L'emprise. Voilà le sujet choisi et inspiré par Frédérique, qui après avoir vécu une situation similaire, a voulu la porter sur scène avec Jean-Charles à ses côtés. Cela a donc donné lieu à une production franco-canadienne, jouée au théâtre "Le Cabestan".
Sur scène, deux acteurs : Frédérique incarnant tour à tour Vicky, une jeune québécoise ostéopathe vivant sur Paris, ainsi que la mère de Maxime, manipulatrice et possessive. Tandis que Jean-Charles incarne Maxime, barman mais plutôt artiste dans l'âme qui rêve d'une autre vie, ainsi que Didier, le compagnon jaloux et possessif de Vicky. Ceux-ci jouent scène après scène deux rôles, qui vont s'entremêler, évoluer, empirer, changer. Vicky et Maxime nous racontent leur histoire personnelle qui se croise avec leur histoire d'amitié commune qui va les amener tous deux à réagir, prendre du recul ou non selon la situation.

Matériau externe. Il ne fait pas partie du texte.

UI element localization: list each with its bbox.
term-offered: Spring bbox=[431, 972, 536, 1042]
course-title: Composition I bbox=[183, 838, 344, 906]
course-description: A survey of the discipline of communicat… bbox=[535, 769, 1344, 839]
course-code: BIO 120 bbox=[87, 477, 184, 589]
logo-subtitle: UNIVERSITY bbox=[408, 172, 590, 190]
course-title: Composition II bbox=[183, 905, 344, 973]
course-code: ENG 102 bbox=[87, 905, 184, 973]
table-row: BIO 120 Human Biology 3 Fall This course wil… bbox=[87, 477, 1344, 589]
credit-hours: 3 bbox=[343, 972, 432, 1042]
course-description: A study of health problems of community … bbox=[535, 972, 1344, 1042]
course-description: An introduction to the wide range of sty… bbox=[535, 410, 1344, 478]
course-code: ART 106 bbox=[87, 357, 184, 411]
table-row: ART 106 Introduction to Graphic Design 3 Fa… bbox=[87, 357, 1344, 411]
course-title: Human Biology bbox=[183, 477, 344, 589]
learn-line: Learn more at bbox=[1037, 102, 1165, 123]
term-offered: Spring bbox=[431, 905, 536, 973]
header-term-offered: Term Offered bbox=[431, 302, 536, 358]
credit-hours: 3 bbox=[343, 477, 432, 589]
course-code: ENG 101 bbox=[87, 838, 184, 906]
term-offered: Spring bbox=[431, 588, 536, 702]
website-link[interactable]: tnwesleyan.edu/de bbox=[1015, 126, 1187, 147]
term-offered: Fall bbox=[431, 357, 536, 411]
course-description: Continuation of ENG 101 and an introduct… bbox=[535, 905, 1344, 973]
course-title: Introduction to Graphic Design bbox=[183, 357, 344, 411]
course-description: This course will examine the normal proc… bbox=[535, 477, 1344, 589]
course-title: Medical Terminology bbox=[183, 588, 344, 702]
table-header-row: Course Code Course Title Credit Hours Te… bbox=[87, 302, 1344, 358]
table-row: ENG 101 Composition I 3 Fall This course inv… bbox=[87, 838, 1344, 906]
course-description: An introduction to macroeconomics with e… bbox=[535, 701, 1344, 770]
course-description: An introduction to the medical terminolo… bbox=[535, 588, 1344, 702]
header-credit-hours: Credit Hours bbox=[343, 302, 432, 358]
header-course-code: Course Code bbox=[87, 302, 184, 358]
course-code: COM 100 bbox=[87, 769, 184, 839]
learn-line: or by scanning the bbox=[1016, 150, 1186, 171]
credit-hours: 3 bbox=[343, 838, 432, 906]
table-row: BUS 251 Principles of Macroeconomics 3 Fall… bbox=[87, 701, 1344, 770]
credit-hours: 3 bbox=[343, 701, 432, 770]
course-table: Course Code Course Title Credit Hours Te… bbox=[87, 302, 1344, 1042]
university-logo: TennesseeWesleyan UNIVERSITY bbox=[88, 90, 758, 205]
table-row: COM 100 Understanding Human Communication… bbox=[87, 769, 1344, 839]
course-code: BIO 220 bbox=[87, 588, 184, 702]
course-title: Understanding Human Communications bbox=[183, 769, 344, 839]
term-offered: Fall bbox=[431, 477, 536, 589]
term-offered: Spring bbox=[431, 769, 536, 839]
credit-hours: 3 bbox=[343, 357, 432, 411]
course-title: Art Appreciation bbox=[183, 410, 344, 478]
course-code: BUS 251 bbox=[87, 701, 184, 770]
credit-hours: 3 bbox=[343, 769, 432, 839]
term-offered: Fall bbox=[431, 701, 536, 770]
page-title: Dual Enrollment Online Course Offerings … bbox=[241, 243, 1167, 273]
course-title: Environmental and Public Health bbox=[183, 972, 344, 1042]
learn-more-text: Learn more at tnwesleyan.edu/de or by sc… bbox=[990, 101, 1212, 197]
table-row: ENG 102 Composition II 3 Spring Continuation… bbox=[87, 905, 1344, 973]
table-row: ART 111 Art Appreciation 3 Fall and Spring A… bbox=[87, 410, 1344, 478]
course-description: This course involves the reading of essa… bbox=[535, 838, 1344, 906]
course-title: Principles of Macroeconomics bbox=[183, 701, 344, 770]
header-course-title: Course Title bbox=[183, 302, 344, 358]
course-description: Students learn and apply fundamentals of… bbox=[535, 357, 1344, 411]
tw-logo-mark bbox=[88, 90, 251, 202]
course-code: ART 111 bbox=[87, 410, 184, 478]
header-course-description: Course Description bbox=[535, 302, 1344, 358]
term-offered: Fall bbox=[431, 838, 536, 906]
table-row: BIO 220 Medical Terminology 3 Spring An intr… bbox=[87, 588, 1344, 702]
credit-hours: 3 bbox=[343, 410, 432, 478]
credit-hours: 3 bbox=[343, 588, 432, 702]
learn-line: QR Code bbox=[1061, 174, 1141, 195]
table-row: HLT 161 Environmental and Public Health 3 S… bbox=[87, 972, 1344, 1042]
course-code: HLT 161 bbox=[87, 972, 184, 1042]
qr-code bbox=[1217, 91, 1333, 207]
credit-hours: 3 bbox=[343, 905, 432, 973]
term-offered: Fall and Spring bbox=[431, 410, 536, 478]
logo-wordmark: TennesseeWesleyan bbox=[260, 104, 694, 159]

Tous les deux vivent une situation d'emprise avancée, sous l'influence et le contrôle d'un autre, ne pouvant vivre leur vie comme ils l'entendent et s'épanouir librement. Ils sont coincés dans leur histoire, leur relation toxique qui les étouffe.
Vicky va emménager avec Didier, un avocat à l'apparence affectueuse, bien sous tous les angles. Il veut la contrôler, la posséder, quitte à lui faire perdre son identité et son sourire. Comme illustration frappante, elle perd son accent québécois, s'amaigrit et s'oublie pour faire passer les désirs de Didier avant les siens. Il veut un enfant mais Vicky fait une fausse couche et perd le bébé ce qui déclenche la fureur de Didier.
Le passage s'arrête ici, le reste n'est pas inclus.